Gefahrgutzug: Ausbildung Erkundung und Erstmaßnahmen (12.03.2015)
Intensive, regelmäßige Ausbildung bildet den zentralen Baustein im Gefahrgutzug der Feuerwehr Holzminden. Dabei werden auch immer wieder neue Wege gesucht, den Mitgliedern der Einheit die Themen auf interessante Weise zu vermitteln um den Lerneffekt zu maximieren. Der momentane Lernabschnitt hat das Ziel, die Truppführer mit dem Erkundungsbogen intensiv vertraut zu machen und den Trupps mehr Möglichkeiten für Erstmaßnahmen aufzuzeigen.

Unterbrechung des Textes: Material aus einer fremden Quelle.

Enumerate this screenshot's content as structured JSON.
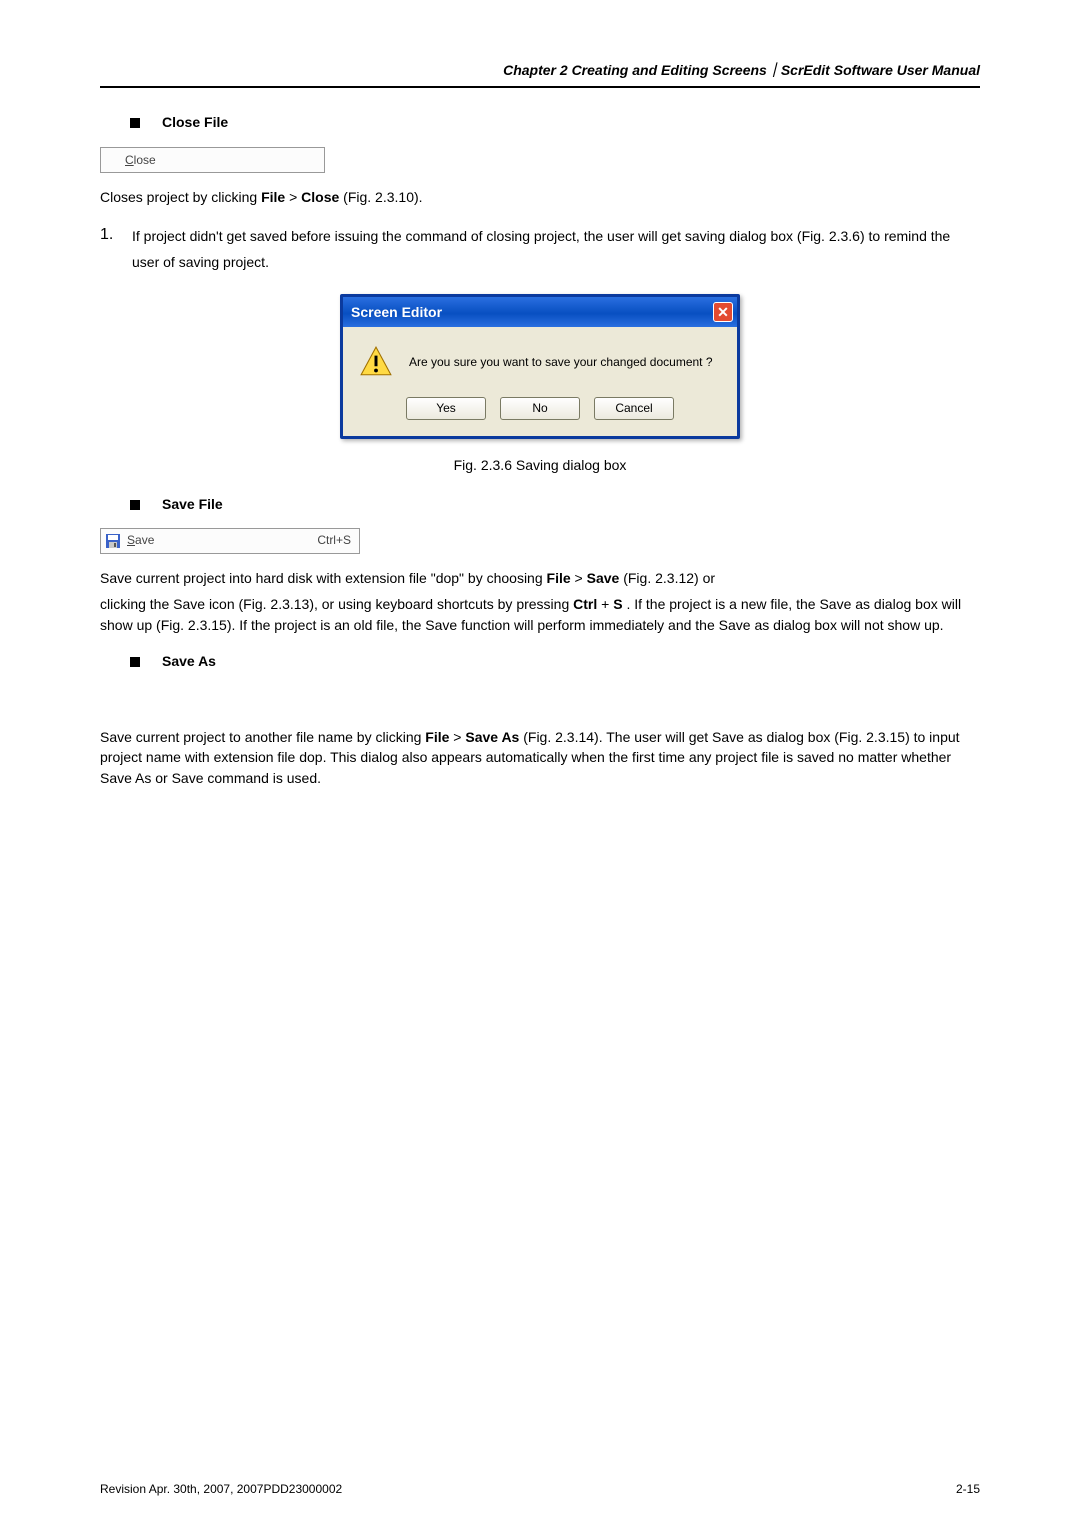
{
  "header": "Chapter 2  Creating and Editing Screens｜ScrEdit Software User Manual",
  "close_file": {
    "heading": "Close File",
    "menu_label": "Close",
    "closes_text_pre": "Closes project by clicking ",
    "closes_text_bold1": "File",
    "closes_text_gt": " > ",
    "closes_text_bold2": "Close",
    "closes_text_post": " (Fig. 2.3.10).",
    "num": "1.",
    "list_text": "If project didn't get saved before issuing the command of closing project, the user will get saving dialog box (Fig. 2.3.6) to remind the user of saving project."
  },
  "dialog": {
    "title": "Screen Editor",
    "message": "Are you sure you want to save your changed document ?",
    "yes": "Yes",
    "no": "No",
    "cancel": "Cancel"
  },
  "fig_caption": "Fig. 2.3.6 Saving dialog box",
  "save_file": {
    "heading": "Save File",
    "menu_label": "Save",
    "menu_shortcut": "Ctrl+S",
    "p1_a": "Save current project into hard disk with extension file \"dop\" by choosing ",
    "p1_b": "File",
    "p1_c": " > ",
    "p1_d": "Save",
    "p1_e": " (Fig. 2.3.12) or",
    "p2_a": "clicking the Save icon        (Fig. 2.3.13), or using keyboard shortcuts by pressing ",
    "p2_b": "Ctrl",
    "p2_c": " + ",
    "p2_d": "S",
    "p2_e": ". If the project is a new file, the Save as dialog box will show up (Fig. 2.3.15). If the project is an old file, the Save function will perform immediately and the Save as dialog box will not show up."
  },
  "save_as": {
    "heading": "Save As",
    "p_a": "Save current project to another file name by clicking ",
    "p_b": "File",
    "p_c": " > ",
    "p_d": "Save As",
    "p_e": " (Fig. 2.3.14). The user will get Save as dialog box (Fig. 2.3.15) to input project name with extension file dop. This dialog also appears automatically when the first time any project file is saved no matter whether Save As or Save command is used."
  },
  "footer": {
    "left": "Revision Apr. 30th, 2007, 2007PDD23000002",
    "right": "2-15"
  }
}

An zwei Übungsdiensten wurden unterschiedliche Stationen aufgebaut. Im ersten Teil mussten die Teilnehmer 5 Stationen durchlaufen. Die Zeit pro Station war so angesetzt, dass nur eine Erkundung mit Erstmaßnahmen durchgeführt werden konnte, um die Teilnehmer unter Druck zu setzen. Denn auch unter Einsatzbedingungen wäre die Zeit durch den begrenzten Atemluft-Vorrat und die Dekontaminationszeit stark eingeschränkt. Daher wurden die Übungen nach Erreichen der vorgegebenen Zeit abgebrochen und die durchgeführten Maßnahmen intensiv besprochen.
Die Stationen im ersten Teil waren: Ein Gasaustritt mit explosiver Atmosphäre, ein undichter IBC, ein Stückgutunfall, eine Menschenrettung mit Produktaustritt und defekte Fässer.
Bei den Übungen wurde komplett auf das Tragen von Schutzkleidung verzichtet. Bereitgestellt wurde jedem Trupp eine komplett ausgestattete Erkundungskiste, gefüllt mit Mehrgas-Warngerät, Erkundungsbogen Einsatz und Erkundungsbogen Kupplungen, Fettstiften, Handlampe und PH-Prüfpapier.
Die Ausbilder boten den Trupps jeweils realistisch dargestellte Szenarien, die die Teilnehmer komplett forderten. So konnten an allen Stationen, an denen Flüssigkeiten austraten, mit dem PH-Prüfpapier auch Ergebnisse festgestellt werden, die dem Stoff entsprachen. Die Kennzeichnungen entsprachen allesamt realistischen Gebindekennzeichnungen. Und sogar eine steigende explosionsfähige Atmosphäre konnte mit Hilfe eines selbstgebauten "Übungs-Gasmessgeräts" über Fernsteuerung eingespielt werden.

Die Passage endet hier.